He wasn't in a half-shell, nor was I in any immediate danger. Instead of battling life-threatening villains, he fights against a villain we're all familiar with: the time suck.
Yes, Craig Jarrow is a Time Management Ninja. Pretty cool, huh? Remember when I unsubscribed from nearly all newsletters, daily e-mails, and alerts? It's been one of the best things I did for my organization (mental and digital). Signing up for Craig's newsletter has also played a key role in keeping me on task... he's become my time management coach (without even knowing it!)
Craig was just one of the superheroes that spoke on Mindfulness and Productivity during SXSW Interactive. He was joined by Angel and Marc Chernoff of Marc and Angel Hack Life and Mike Vardy who lives in Victoria B.C., not Texas. I was way off. Without further ado...
Takeaways from Mindful Productivity in a World of Interruption
- Busy does not mean productive.
When I heard this, I thought "duh." But then I thought about those days where I've hit the floor running and don't stop until I'm forced to eat dinner (thanks honey!) Yet when I look back, I realize I didn't actually accomplish anything besides wearing myself out. To combat this, I've started listing all of my to-do's in the Things app. It works for me, but I urge you to use whatever system fits your life best. I'm also a fan of the Post-It. By listing everything I need to get done I'm able to prioritize and set expectations for my day, and I waste less time.
- Work in 90 minute increments.
I've found that at the 90 minute mark my brain starts to wander. I've also repeatedly heard this number from time management professionals, so I feel like there's some credibility in this. When I've worked for 90 minutes I take a break, stretch, and grab another glass of lemon water. I've also found that getting away from the computer (i.e. not checking Facebook) makes me more productive when I start working again.
- Be ruthless with distractions.
This means turning your phone on silent or even putting it in your bag while you work. Close the door if you work in an office. Set boundaries for when you're available (open door) and when you're not (closed door). Even if your days are made up of three 30-minute sessions of "closed door" work, you may be surprised at how much you can get done in short periods of time.

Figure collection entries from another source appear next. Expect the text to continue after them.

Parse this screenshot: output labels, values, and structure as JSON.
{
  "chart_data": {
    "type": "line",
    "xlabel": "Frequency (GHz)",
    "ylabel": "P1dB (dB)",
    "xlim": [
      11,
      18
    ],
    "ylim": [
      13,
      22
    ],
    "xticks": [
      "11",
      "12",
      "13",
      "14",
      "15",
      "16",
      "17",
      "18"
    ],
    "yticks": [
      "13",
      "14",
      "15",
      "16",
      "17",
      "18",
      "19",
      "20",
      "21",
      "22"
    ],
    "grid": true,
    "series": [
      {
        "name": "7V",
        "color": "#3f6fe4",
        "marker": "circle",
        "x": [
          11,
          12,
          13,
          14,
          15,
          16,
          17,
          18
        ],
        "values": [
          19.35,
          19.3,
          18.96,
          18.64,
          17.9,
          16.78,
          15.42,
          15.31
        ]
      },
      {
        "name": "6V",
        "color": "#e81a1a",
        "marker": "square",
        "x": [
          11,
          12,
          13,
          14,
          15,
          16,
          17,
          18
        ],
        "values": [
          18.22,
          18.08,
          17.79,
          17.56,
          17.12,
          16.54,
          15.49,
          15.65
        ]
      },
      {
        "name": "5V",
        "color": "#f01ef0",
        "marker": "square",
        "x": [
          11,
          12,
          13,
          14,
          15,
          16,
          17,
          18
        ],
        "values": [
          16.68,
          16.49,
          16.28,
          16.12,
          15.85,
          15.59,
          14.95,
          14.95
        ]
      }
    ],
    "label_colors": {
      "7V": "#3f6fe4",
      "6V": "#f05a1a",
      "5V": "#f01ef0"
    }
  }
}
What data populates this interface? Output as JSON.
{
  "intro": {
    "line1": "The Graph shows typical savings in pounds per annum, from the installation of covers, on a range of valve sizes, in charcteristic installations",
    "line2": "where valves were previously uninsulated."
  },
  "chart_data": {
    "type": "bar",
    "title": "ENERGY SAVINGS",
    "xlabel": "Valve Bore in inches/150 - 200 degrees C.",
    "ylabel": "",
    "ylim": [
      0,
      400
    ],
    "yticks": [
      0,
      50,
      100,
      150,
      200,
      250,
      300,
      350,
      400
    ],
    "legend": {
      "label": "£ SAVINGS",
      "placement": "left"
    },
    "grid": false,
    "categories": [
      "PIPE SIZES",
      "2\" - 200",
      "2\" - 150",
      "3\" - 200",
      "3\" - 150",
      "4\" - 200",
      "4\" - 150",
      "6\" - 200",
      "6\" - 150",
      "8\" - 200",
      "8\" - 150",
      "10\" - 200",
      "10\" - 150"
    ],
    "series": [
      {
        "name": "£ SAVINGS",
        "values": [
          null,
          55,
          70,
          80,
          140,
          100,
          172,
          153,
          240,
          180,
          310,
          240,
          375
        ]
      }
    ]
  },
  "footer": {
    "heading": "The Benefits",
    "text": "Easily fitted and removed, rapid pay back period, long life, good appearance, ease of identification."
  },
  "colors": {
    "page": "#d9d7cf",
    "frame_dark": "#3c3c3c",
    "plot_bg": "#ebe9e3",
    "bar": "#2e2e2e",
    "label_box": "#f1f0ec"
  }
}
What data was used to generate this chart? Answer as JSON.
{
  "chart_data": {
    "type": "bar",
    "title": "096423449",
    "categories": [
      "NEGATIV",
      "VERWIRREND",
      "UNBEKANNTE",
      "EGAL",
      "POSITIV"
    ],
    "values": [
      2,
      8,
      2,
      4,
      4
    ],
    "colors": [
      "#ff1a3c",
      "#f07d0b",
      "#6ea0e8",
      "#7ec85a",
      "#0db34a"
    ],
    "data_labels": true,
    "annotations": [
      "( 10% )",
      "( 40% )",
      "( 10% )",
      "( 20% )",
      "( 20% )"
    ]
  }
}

By being ruthless with distractions, you show yourself and others that you respect your work and your time. Now that the weather is nice, I put my dogs in the dog run while i write. I get more done (their cuteness is a major distraction) and we're all excited when I take a break.
- Ask yourself "Why am I doing this?"
This question should be asked several times a day. It can serve as a reminder to get back on task or remind you to keep going when you feel confused or defeated. If the answer doesn't serve your big picture, then it's time to switch gears. This has helped refocus me daily, and I can't wait to hear your experiences with it.
- When you eliminate the wrong things, the right things are available.
Like many of the tips I picked up from this session, this one does not only apply to my work life. Getting rid of negative/toxic/distracting thoughts/people/habits makes way for positive/productive/fulfilling thoughts/days/projects. I'm all for that!
Thanks for sticking with me on this one. Let me know if you put any of these into action. We'll all be ninjas sooner or later!